C'était une grande fille aux jambes interminables mises en valeur par un short en jean, le bronzage doré de sa peau assorti à la blondeur de ses cheveux. Elle arborait un profil de statue classique, avec un ventre plat et musclé, de larges yeux bleu ciel, un nez droit et une bouche pulpeuse déformée par une grimace méprisante.
Elle s'était présentée comme Lucy, une fille d'Apollon. Elle avait définitivement la virulence d'un jour de canicule.
« Tu viens de dire quoi, là ? » gronda-t-elle, posant son arc à terre avant d'avancer sur la gamine en face d'elle qui ne reculait pas.
« Parce qu'en plus d'être une pétasse, t'es sourde aussi ? » riposta la gamine brune.
Kevin s'attendait à ce que la fille d'Apollon explose en cris furieux, comme il avait vu Walburga le faire quand Sirius passait les bornes. Il ne pensait pas que le blonde enverrait son poing dans la figure de la fille plus petite.
Le cartilage du nez se brisa dans un craquement de biscuit sec, et le garçon rattrapa de justesse sa comparse avant qu'elle ne tombe par terre sous la force de l'assaut avant de lever un regard affolé vers leur instructrice.
« Mais ça va pas ?! »
Sa voix sonnait bizarrement, un peu trop haute, et des étincelles rouges dansaient dans son champ de vision, recouvrant le visage dédaigneux de l'adolescent blonde.
« Crois-moi, il était temps que quelqu'un lui refasse le portrait, à celle-là. »

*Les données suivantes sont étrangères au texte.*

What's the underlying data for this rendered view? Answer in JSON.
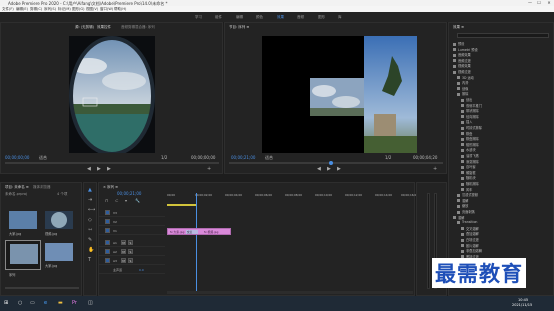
{
  "app": {
    "title": "Adobe Premiere Pro 2020 - C:\\用户\\Aifang\\文档\\Adobe\\Premiere Pro\\14.0\\未命名 *",
    "window_controls": [
      "—",
      "☐",
      "✕"
    ]
  },
  "menu": [
    "文件(F)",
    "编辑(E)",
    "剪辑(C)",
    "序列(S)",
    "标记(M)",
    "图形(G)",
    "视图(V)",
    "窗口(W)",
    "帮助(H)"
  ],
  "workspaces": [
    "学习",
    "组件",
    "编辑",
    "颜色",
    "效果",
    "音频",
    "图形",
    "库"
  ],
  "active_workspace": "效果",
  "toolbar_popup": {
    "icon_names": [
      "folder-icon",
      "view-icon",
      "search-icon",
      "zoom-icon",
      "help-icon",
      "more-icon"
    ]
  },
  "source_monitor": {
    "tab": "源: (无剪辑)",
    "tab2": "效果控件",
    "tab3": "音频剪辑混合器: 序列",
    "timecode_left": "00;00;00;00",
    "fit": "适合",
    "page": "1/2",
    "timecode_right": "00;00;00;00"
  },
  "program_monitor": {
    "tab": "节目: 序列 ≡",
    "timecode_left": "00;00;21;00",
    "fit": "适合",
    "page": "1/2",
    "timecode_right": "00;00;04;20"
  },
  "effects_panel": {
    "title": "效果 ≡",
    "items": [
      "预设",
      "Lumetri 预设",
      "音频效果",
      "音频过渡",
      "视频效果",
      "视频过渡",
      "3D 运动",
      "内滑",
      "划像",
      "擦除",
      "划出",
      "双侧平推门",
      "带状擦除",
      "径向擦除",
      "插入",
      "时钟式擦除",
      "棋盘",
      "棋盘擦除",
      "楔形擦除",
      "水波块",
      "油漆飞溅",
      "渐变擦除",
      "百叶窗",
      "螺旋框",
      "随机块",
      "随机擦除",
      "风车",
      "沉浸式视频",
      "溶解",
      "缩放",
      "页面剥落",
      "溶解",
      "Transition",
      "交叉溶解",
      "叠加溶解",
      "白场过渡",
      "胶片溶解",
      "非叠加溶解",
      "黑场过渡",
      "缩放",
      "交叉缩放",
      "页面剥落",
      "翻页",
      "页面剥落"
    ]
  },
  "project_panel": {
    "tab1": "项目: 未命名 ≡",
    "tab2": "媒体浏览器",
    "path": "未命名.prproj",
    "item_count": "4 个项",
    "clips": [
      {
        "name": "大家.jpg",
        "duration": "4;29"
      },
      {
        "name": "视频.jpg",
        "duration": "4;29"
      },
      {
        "name": "序列",
        "duration": "4;29"
      },
      {
        "name": "大家.jpg",
        "duration": "4;29"
      }
    ]
  },
  "timeline": {
    "tab": "× 序列 ≡",
    "timecode": "00;00;21;00",
    "ruler": [
      "00;00",
      "00;00;02;00",
      "00;00;04;00",
      "00;00;06;00",
      "00;00;08;00",
      "00;00;10;00",
      "00;00;12;00",
      "00;00;14;00",
      "00;00;16;00"
    ],
    "tracks_video": [
      "V3",
      "V2",
      "V1"
    ],
    "tracks_audio": [
      "A1",
      "A2",
      "A3"
    ],
    "master": "主声道",
    "master_value": "0.0",
    "clips": [
      {
        "label": "fx 大家.jpg",
        "track": "V1"
      },
      {
        "label": "fx 视频.jpg",
        "track": "V1"
      }
    ],
    "transition_label": "交叉"
  },
  "taskbar": {
    "time": "10:45",
    "date": "2021/11/15"
  },
  "watermark": "最需教育",
  "colors": {
    "accent": "#4a8fe2",
    "clip_pink": "#d989d9",
    "timeline_blue_bar": "#3f77c9"
  }
}
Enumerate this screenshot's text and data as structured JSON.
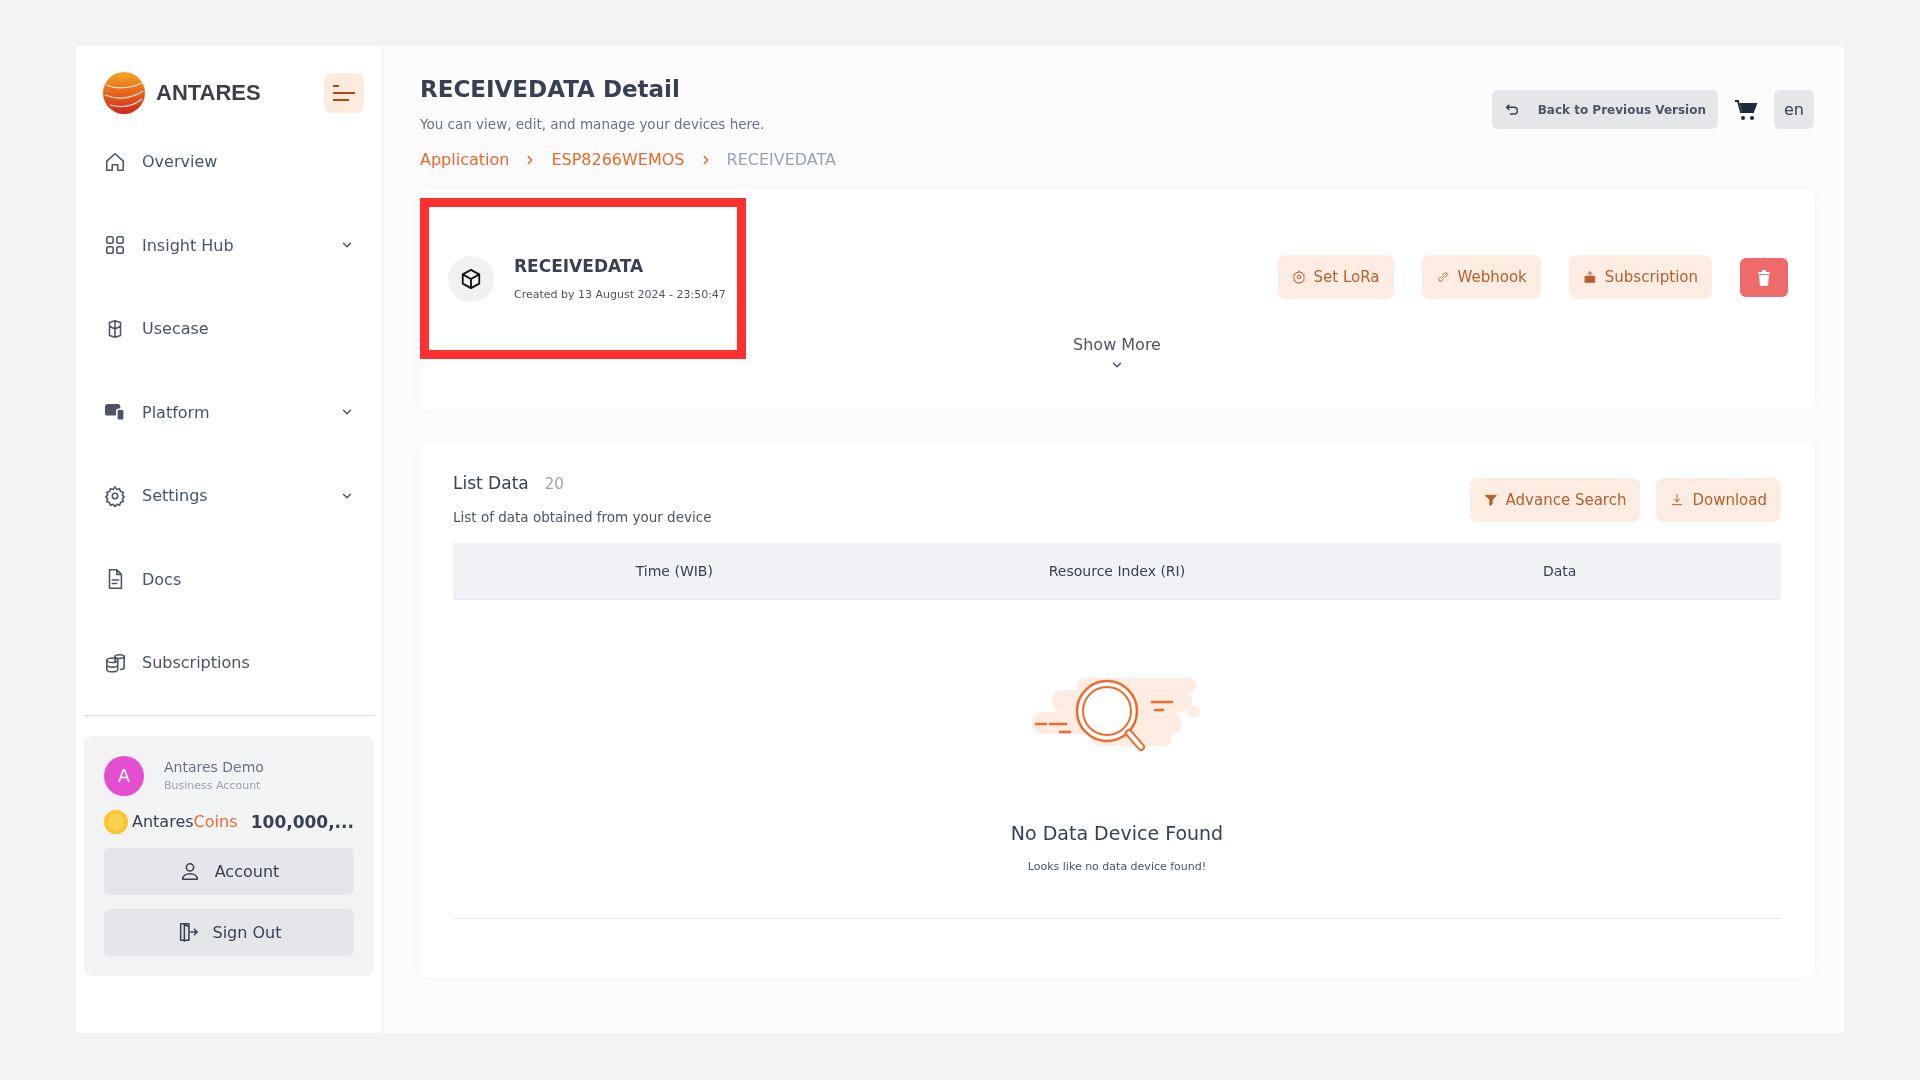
{
  "sidebar": {
    "brand": "ANTARES",
    "items": [
      {
        "label": "Overview",
        "kind": "home",
        "expandable": false
      },
      {
        "label": "Insight Hub",
        "kind": "grid",
        "expandable": true
      },
      {
        "label": "Usecase",
        "kind": "cube",
        "expandable": false
      },
      {
        "label": "Platform",
        "kind": "devices",
        "expandable": true
      },
      {
        "label": "Settings",
        "kind": "gear",
        "expandable": true
      },
      {
        "label": "Docs",
        "kind": "doc",
        "expandable": false
      },
      {
        "label": "Subscriptions",
        "kind": "coins",
        "expandable": false
      }
    ],
    "user": {
      "initial": "A",
      "name": "Antares Demo",
      "role": "Business Account",
      "coins_label": "Antares",
      "coins_accent": "Coins",
      "balance": "100,000,..."
    },
    "buttons": [
      {
        "label": "Account",
        "kind": "user"
      },
      {
        "label": "Sign Out",
        "kind": "signout"
      }
    ]
  },
  "header": {
    "title": "RECEIVEDATA Detail",
    "subtitle": "You can view, edit, and manage your devices here.",
    "back_button": "Back to Previous Version",
    "language": "en"
  },
  "breadcrumb": [
    {
      "label": "Application",
      "current": false
    },
    {
      "label": "ESP8266WEMOS",
      "current": false
    },
    {
      "label": "RECEIVEDATA",
      "current": true
    }
  ],
  "device": {
    "name": "RECEIVEDATA",
    "created": "Created by 13 August 2024 - 23:50:47",
    "highlighted": true,
    "show_more": "Show More",
    "actions": [
      {
        "label": "Set LoRa",
        "kind": "gear"
      },
      {
        "label": "Webhook",
        "kind": "link"
      },
      {
        "label": "Subscription",
        "kind": "box"
      }
    ]
  },
  "list": {
    "title": "List Data",
    "count": "20",
    "subtitle": "List of data obtained from your device",
    "actions": [
      {
        "label": "Advance Search",
        "kind": "filter"
      },
      {
        "label": "Download",
        "kind": "download"
      }
    ],
    "columns": [
      "Time (WIB)",
      "Resource Index (RI)",
      "Data"
    ],
    "empty_title": "No Data Device Found",
    "empty_text": "Looks like no data device found!"
  }
}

Les étincelles se muèrent en brume rouge alors que le stress accumulé au cours de plusieurs semaines se déchargeait dans tous les membres du garçon.
« Et toi, tu veux que je te refasse ton portrait aussi ? »
Lucy fronça les sourcils et fit mine de reculer, mais la magie frappa d'abord.
Le cercle de demi-dieux ameuté par l'esclandre commença par émettre des cris surpris, avant de passer à des bruits confus, quelques hoquets et des éclats de rires lorsque la lumière se dissipa, dévoilant la fille d'Apollon… accoutrée d'un pantalon bouffant en tartan rouge pétant, une chemise jaune moutarde ornée de larges fleurs violacées, ses cheveux colorés d'une subtile nuance vomi et le visage tartiné d'un maquillage convenable pour une drag queen.
En résumé, elle était hideuse. Kevin voulut cligner des yeux pour chasser cette vision, seulement pour que celle-ci persiste ainsi que la brume rouge… non, pas rouge… rose ?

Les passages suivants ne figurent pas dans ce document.